You may not know or realize it, but I write books, too. I may have yammered about it in previous posts, or not, I can’t recall. It was a big part of my now-dead blog and author site, but since Cura, I’ve been hanging here and not talking shop so much, mostly because the six books I’ve written since 2008 are now with my agent, seeking good homes. Pray for their souls. I can’t think about them, or I head into alternate universes.
I’ve written eleven books, but the best ones start after I began reading Charlie Huston, and there’s a reason for that. I have many authors in my pantheon, and I’ll be addressing them here, I suppose, but Charlie Huston is the one that most profoundly influenced my style of late. He writes in short, clipped, minimal prose with dialogue that isn’t in your traditional quotation marks. He writes in first person present tense, at least, most of the time. He writes with a voice that is, to me, unmatched in fiction right now. There are other flavors I enjoy, but Huston has really hooked me with his voice for people.
In the Seattle Mystery Bookstore for a Greg Rucka reading some four or five years ago (I think it was for Patriot Acts, which you should also read), I walked around relatively naive to the mystery/pulp/noir genre, aside from Fletch, which I loved as a kid because of the punchy dialogue and the minimal prose.
I explained as much to the owner, and he handed me a slew of great books. There was a LeHane (A Drink Before the War), a Hammet (Red Harvest), a book by a southern author whose name escapes me right now, and Charlie Huston’s Caught Stealing. I honestly thought of them all, stealing would be my least favorite. Modern mysteries, or modern novels in general, don’t seem to please me. There’s a lot of cleverness going on, a lot of imagery. I don’t know what it is, but if something survives for twenty years, there seems to be about a twenty percent chance I’ll find it palatable over the five to ten I usually enjoy. And yes, I’m a finicky bastard. You get that way after about a thousand books and seeing the same trick over and over and over and over…

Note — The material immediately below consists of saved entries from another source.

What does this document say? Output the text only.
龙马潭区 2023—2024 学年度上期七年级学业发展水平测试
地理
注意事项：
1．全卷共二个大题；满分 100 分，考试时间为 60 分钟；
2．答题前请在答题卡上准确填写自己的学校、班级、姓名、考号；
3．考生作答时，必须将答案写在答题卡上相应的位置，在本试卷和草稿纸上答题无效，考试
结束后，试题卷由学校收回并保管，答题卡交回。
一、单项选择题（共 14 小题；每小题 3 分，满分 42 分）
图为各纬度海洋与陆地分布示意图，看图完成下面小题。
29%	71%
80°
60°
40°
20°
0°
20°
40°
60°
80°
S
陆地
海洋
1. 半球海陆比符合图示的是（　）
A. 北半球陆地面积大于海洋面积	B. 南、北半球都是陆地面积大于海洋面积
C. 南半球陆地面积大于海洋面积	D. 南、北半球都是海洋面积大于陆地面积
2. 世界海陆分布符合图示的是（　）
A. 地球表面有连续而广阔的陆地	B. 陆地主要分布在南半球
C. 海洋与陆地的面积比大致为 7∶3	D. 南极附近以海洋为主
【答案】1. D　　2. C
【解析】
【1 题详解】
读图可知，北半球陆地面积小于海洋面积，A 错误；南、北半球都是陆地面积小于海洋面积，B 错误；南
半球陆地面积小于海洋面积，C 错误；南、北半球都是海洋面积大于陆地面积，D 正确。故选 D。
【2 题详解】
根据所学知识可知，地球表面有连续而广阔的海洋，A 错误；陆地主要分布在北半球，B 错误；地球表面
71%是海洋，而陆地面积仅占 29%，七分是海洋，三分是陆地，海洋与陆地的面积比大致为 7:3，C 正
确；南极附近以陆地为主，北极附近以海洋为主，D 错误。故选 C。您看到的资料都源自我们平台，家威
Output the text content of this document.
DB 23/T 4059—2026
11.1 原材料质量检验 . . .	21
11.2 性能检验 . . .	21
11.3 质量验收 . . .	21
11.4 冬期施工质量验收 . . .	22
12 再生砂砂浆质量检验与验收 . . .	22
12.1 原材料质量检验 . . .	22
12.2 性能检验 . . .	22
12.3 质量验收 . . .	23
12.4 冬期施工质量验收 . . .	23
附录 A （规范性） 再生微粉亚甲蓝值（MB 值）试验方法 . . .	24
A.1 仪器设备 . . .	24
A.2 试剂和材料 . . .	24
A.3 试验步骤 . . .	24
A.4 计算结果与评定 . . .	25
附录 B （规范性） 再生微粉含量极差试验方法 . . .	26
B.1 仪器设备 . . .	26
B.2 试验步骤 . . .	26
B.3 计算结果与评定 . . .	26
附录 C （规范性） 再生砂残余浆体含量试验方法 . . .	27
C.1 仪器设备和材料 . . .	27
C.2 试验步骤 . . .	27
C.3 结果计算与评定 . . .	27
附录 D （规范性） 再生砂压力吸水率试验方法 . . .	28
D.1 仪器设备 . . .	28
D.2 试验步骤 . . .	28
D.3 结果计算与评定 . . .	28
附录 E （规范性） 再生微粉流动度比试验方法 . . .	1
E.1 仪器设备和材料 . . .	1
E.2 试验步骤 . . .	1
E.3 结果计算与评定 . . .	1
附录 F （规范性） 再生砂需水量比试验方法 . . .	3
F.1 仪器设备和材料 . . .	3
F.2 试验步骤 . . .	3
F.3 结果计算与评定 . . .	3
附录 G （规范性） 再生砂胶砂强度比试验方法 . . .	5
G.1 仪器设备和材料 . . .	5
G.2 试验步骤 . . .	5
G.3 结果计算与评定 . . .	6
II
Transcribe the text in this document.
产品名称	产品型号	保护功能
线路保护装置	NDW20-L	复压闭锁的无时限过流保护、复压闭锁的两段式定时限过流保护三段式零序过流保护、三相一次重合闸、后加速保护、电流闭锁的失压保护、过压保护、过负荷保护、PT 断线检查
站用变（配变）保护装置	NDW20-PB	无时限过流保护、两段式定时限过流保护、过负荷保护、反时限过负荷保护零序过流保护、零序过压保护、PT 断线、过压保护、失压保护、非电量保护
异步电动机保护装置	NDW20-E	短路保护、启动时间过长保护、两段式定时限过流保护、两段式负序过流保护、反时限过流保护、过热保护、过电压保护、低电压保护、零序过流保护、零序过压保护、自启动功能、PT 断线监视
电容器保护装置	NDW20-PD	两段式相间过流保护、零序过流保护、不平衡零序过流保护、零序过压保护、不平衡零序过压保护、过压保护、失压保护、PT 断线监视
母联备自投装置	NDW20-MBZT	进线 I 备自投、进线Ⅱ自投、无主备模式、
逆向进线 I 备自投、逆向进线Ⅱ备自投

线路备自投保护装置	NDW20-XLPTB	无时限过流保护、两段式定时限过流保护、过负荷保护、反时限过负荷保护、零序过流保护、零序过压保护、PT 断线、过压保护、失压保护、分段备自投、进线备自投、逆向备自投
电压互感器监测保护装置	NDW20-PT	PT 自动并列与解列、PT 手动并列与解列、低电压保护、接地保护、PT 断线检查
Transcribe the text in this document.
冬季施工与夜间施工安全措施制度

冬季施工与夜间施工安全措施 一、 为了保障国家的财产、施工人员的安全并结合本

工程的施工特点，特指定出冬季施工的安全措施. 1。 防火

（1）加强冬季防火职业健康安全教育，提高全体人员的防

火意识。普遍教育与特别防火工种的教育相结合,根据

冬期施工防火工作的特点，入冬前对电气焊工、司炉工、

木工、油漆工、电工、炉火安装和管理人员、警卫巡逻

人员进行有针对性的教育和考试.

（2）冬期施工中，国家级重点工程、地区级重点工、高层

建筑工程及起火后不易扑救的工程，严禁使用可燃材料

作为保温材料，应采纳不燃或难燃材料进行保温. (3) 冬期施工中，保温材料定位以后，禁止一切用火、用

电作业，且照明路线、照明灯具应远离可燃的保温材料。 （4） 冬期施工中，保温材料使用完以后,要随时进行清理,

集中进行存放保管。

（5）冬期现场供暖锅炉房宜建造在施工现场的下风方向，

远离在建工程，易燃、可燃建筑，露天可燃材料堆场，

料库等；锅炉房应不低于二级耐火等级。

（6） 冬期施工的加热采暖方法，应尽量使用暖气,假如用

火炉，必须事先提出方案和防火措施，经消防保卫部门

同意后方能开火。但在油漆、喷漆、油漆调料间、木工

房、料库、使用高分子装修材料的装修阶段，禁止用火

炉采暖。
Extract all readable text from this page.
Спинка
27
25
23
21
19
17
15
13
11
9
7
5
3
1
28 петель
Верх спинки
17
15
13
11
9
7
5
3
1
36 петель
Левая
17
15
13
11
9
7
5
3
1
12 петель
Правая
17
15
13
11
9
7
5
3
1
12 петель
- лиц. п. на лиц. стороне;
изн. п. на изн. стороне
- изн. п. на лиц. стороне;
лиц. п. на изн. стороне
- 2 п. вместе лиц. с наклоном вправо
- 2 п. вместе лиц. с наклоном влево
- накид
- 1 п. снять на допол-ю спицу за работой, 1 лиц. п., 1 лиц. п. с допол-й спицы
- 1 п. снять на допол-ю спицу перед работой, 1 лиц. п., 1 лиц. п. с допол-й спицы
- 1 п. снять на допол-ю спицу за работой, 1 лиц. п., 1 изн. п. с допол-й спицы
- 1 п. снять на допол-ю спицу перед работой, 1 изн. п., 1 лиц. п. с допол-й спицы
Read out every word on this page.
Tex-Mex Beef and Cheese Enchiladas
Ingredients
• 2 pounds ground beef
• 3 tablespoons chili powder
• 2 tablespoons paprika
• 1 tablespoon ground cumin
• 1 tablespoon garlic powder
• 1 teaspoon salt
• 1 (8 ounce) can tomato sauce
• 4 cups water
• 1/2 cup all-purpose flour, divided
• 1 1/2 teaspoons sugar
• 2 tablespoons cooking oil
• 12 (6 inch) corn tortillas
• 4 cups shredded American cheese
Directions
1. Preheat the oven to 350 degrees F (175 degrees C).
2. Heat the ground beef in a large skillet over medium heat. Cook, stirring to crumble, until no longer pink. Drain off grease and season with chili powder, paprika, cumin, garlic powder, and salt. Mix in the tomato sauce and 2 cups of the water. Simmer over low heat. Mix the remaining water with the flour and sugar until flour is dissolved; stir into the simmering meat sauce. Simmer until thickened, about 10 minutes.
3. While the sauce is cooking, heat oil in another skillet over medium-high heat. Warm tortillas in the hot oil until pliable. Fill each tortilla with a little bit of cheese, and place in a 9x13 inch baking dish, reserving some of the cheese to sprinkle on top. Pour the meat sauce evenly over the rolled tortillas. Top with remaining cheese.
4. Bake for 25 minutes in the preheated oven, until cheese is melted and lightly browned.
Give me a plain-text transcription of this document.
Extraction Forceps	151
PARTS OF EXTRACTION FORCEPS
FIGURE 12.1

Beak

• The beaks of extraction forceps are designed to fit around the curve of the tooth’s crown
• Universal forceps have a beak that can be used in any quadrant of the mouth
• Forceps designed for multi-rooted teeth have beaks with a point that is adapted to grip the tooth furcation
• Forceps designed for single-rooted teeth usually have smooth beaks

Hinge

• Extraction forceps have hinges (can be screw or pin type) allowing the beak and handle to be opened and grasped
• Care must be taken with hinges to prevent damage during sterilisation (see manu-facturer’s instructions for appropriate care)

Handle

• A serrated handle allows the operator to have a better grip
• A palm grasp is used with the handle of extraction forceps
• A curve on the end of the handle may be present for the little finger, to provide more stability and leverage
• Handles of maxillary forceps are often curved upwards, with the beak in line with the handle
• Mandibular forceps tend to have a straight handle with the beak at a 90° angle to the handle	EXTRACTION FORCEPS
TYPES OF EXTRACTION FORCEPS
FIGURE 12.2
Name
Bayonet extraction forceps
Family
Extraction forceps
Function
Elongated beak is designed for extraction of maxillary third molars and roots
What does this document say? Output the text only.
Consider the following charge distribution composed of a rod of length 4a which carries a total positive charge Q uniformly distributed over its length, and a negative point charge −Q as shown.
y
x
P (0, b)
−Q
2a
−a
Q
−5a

I usually read about five or six books at once and let the one that’s taking my attention draw me in, because life’s too short. I picked up Caught Stealing, read the first five pages, and from the first drop of piss running down Hank Thompson’s leg to the end of the book, I was hooked. Hank Thompson, you’ll note, is Charles Bukowski meets Hunter Thompson in much the same way that Charlie Everett is Charlie Huston meets Hugh Everett.
The book is basically a wrong man plot involving a cat and some mobsters, with threats to the main characters beloved people playing a huge part of the story. It continues in two novels, Six Bad Things and A Dangerous Man, and I might be screwing up the order, because I read the third book after the first, because I had to wait for the second in the mail while the book store had the third, and I couldn’t wait.
After that I found his vampire series, Joe Pitt and such, which I also recommend. I’m going to say a phrase you hear a lot, but in this case, it’s true. I usually don’t like ______, where X is vampire novels, but you’ll find that the Joe Pitt books justify that phrase, in the same way Walking Dead was.
He has other books, of course, and they’re great as well. I haven’t read a stinker from him yet, even when he drastically changes his prose style and narrative style (like in Sleepless).
It’s hard to describe his prose style without actually having you read it. It drives some people nuts, because, like me, he forsakes speaker tags in favor of having the character be so defined, it comes through in the words spoken. I love that convention, and had adopted it before I read him, but it was great to see another author using it. He is also often, to great effect, using first person present for GREAT action. That I stole from him whole cloth, and I don’t know if I’ll ever recover from it, because it makes action SO much better. if Hal Taylor ever gets published, it will owe a great debt to Huston’s writing style, because he taught me how to be free, fast, and loose with a lot of things.
Go buy one of his books, and be happy.